Sindicatos de clase y profesionales, las asociaciones de pacientes y los colectivos en defensa de la sanidad pública no lo ven igual: el modelo elegido, con hospitales gestionados por
empresas privadas y
externalización de servicios básicos como los laboratorios deteriora "a marchas forzadas" la calidad y el servicio al paciente. El colofón ha sido la polémica
Ley de Área Única, que según aseguran sus detractores no sólo no trae la libertad de elección, que ya existe por ley, sino que renuncia por completo a la planificación sanitaria. A pesar de las críticas, el Gobierno regional no piensa retirarla porque, asegura, los madrileños podrán elegir el centro de salud, médico, enfermera o especialista que quieran sin limitaciones en toda la región.

Dibujar un
panorama de la Sanidad, tal y como hizo
Madridiario en su último especial, no es sencillo.
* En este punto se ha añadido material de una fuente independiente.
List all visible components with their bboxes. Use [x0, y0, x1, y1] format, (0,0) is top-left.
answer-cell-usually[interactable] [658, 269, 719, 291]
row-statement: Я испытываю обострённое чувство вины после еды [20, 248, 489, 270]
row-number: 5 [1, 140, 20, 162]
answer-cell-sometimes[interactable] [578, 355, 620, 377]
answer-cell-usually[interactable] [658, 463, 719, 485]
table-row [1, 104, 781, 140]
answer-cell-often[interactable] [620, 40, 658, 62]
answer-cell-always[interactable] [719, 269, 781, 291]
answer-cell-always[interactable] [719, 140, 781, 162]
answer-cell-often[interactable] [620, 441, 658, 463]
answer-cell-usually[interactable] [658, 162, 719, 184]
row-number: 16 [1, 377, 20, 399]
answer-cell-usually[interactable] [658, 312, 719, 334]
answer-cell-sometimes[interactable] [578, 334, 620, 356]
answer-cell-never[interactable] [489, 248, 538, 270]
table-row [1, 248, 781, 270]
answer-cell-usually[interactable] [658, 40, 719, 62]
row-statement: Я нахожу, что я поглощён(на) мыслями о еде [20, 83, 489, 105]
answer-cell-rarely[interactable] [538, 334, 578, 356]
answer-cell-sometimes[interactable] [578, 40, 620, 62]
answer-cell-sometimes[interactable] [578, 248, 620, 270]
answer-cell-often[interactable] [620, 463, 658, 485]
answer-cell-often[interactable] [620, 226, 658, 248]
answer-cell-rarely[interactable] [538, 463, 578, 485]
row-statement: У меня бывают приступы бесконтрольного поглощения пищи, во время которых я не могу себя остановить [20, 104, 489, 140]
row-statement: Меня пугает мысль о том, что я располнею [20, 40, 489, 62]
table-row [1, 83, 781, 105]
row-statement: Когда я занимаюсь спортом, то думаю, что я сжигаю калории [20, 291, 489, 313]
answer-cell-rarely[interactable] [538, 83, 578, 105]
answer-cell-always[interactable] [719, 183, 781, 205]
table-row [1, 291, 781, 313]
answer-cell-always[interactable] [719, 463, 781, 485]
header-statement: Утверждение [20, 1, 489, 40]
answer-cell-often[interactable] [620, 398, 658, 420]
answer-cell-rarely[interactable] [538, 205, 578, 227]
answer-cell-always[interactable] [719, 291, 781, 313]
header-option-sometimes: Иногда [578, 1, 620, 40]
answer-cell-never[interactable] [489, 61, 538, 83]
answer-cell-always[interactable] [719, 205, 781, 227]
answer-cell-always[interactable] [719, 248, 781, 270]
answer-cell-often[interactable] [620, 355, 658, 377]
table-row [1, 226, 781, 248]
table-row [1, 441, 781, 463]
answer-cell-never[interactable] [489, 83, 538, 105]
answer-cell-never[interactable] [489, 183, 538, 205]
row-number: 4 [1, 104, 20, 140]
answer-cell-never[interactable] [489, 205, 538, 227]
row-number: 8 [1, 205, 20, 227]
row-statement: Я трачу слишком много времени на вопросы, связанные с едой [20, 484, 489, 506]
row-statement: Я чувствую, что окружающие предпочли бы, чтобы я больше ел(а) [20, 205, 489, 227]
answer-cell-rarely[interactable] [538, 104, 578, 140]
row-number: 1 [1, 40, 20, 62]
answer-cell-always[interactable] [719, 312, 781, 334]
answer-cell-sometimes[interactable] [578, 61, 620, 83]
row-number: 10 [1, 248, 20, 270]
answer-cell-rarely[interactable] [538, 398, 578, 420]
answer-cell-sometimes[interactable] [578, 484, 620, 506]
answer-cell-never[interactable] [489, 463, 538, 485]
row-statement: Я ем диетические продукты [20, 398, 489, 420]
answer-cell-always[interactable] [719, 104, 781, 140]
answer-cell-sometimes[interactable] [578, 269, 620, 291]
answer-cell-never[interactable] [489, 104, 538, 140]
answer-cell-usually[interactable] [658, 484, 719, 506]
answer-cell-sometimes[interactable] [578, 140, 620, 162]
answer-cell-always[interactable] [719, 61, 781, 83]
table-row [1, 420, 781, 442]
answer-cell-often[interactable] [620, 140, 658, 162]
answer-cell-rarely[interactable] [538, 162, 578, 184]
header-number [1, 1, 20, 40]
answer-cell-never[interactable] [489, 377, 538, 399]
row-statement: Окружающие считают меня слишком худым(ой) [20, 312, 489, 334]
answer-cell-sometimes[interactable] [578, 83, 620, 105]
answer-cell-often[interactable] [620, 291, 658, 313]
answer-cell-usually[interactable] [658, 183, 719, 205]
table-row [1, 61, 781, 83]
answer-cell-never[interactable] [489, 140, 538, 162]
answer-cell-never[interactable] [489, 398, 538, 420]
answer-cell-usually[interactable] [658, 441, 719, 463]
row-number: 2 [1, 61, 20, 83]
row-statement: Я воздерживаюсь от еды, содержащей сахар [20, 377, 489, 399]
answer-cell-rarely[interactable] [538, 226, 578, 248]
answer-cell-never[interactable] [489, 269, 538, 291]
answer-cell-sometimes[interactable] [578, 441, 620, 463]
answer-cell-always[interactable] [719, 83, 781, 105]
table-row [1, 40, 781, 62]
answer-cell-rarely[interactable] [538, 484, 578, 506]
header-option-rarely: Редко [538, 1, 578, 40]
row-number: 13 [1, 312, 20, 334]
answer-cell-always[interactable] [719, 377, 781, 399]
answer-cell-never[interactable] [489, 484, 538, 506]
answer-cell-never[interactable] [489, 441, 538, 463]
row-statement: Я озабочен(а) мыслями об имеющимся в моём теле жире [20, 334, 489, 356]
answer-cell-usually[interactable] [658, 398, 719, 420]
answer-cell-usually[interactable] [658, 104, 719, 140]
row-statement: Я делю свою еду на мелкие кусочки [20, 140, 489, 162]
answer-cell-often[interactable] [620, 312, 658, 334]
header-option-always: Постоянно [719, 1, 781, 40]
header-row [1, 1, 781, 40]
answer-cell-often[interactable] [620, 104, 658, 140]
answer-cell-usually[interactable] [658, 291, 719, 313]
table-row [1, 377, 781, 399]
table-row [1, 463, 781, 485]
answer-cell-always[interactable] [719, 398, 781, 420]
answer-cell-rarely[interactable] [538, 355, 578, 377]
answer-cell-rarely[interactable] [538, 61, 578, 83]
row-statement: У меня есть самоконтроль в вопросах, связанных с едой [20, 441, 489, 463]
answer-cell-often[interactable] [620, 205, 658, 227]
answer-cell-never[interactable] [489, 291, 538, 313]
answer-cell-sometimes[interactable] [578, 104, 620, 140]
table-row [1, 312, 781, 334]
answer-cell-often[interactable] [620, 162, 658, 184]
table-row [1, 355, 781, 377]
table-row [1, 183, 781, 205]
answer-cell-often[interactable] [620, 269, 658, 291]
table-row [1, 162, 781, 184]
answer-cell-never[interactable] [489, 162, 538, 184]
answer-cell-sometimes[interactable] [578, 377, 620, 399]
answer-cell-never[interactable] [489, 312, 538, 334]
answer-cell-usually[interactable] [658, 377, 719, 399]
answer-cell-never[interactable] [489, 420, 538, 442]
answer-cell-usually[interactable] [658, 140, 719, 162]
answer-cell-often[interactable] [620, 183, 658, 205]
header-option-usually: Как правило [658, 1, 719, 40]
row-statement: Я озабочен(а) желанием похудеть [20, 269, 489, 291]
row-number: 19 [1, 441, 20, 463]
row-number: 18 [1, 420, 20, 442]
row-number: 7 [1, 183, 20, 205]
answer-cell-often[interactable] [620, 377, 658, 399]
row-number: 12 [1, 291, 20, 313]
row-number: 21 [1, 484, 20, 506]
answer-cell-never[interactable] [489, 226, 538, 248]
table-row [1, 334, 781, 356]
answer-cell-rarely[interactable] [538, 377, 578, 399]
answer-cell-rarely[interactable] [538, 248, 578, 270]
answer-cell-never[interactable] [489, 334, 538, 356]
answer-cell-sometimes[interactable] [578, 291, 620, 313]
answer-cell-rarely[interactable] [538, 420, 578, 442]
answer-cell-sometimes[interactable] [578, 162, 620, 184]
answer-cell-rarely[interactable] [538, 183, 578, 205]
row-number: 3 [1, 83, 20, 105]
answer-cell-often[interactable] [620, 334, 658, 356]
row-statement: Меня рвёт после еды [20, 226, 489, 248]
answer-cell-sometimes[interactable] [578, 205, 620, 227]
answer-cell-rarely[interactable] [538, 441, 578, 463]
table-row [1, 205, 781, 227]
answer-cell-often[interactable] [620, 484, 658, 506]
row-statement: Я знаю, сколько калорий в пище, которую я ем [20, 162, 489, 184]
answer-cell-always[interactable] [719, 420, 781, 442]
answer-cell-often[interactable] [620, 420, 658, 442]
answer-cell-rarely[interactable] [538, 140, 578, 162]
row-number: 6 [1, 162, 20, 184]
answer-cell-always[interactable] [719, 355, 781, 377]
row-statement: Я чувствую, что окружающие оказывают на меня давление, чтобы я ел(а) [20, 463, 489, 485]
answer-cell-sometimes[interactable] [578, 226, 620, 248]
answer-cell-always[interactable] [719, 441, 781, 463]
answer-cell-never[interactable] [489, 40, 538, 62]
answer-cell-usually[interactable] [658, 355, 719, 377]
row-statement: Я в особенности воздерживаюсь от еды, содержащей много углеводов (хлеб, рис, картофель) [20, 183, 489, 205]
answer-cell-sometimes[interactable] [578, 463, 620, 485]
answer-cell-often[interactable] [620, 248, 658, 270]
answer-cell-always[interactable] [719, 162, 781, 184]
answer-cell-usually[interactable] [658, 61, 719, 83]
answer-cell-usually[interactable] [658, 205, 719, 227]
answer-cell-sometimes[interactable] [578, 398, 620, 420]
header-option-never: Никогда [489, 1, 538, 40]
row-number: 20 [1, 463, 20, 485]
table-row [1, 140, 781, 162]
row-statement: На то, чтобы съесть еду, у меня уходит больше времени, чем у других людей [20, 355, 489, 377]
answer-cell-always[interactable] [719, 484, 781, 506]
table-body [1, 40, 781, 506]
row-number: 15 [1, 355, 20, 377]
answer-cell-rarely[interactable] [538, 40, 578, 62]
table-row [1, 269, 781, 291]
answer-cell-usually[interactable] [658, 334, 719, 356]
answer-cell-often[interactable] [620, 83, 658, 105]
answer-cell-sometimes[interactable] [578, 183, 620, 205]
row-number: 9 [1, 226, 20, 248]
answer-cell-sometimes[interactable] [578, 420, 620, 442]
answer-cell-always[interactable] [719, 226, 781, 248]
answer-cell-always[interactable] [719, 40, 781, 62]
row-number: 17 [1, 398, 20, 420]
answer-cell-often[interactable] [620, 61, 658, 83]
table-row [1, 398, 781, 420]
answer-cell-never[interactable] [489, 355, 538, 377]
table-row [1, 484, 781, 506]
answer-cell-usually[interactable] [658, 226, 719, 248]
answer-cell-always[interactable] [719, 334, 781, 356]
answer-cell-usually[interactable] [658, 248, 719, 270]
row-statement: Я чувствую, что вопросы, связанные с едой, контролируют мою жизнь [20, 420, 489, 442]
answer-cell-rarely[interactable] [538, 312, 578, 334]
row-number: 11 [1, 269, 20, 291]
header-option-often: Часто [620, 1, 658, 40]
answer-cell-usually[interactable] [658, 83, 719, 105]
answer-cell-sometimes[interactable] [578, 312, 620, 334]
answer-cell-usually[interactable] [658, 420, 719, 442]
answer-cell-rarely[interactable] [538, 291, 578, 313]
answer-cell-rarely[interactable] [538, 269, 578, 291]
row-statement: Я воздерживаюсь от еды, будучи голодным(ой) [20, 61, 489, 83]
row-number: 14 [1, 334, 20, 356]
En una cara de la moneda, las bondades de la construcción de
centros de salud y hospitales, o los 30 días de espera máxima para ser operado que Güemes asegura se cumplen de forma totalmente rigurosa. En la cara contraria, listas de espera quirúrgicas "reales" de 4 meses de media y hasta un año de máximo según la especialidad, carencia alarmante de ginecólogos,
consultas saturadas y esperas de una hora para ser atendido por el especialista a pesar de tener cita previa.
Gómez: Madrid está en "bancarrota"
Por eso, y por las propuestas que la oposición ha venido haciendo, la llamada al pacto por la sanidad hecha por el consejero de Sanidad ha levantado ampollas en el PSOE y en IU.
Tomás Gómez, secretario general de los socialistas madrileños, califica de "irresponsable" que Güemes lance "frases apocalípticas" sobre el Sistema Nacional de Salud. "Si hay algún sistema sanitario que está entrando en la
bancarrota, en el
caos y en la
insostenibilidad es el madrileño, consecuencia de las política ultraliberales y de negocio del gobierno de Esperanza Aguirre y del Sr. Güemes", sentencia.

Predisposición ha alcanzar un pacto en la Comunidad de Madrid hay a priori por las partes, pero la comisión de estudio que trabajó para ello en la Asamblea de Madrid a principios de 2009 sólo dejó claro un acuerdo:
que no hay acuerdo. Mientras el PP quiere más "colaboración público-privada" la oposición exige recuperar en la medida de lo posible lo que hoy tiene gestión privada. Adjudicaciones como las de los nuevos hospitales ya no tiene vuelta atrás legal, pero las próximas sí. Según la oposición, "nadie nos ha demostrado que las privatizaciones mejoran la calidad de la Sanidad". Según las encuestas de la Confederación de Consumidores (CECU), los pacientes tampoco lo creen o, al menos, no lo perciben.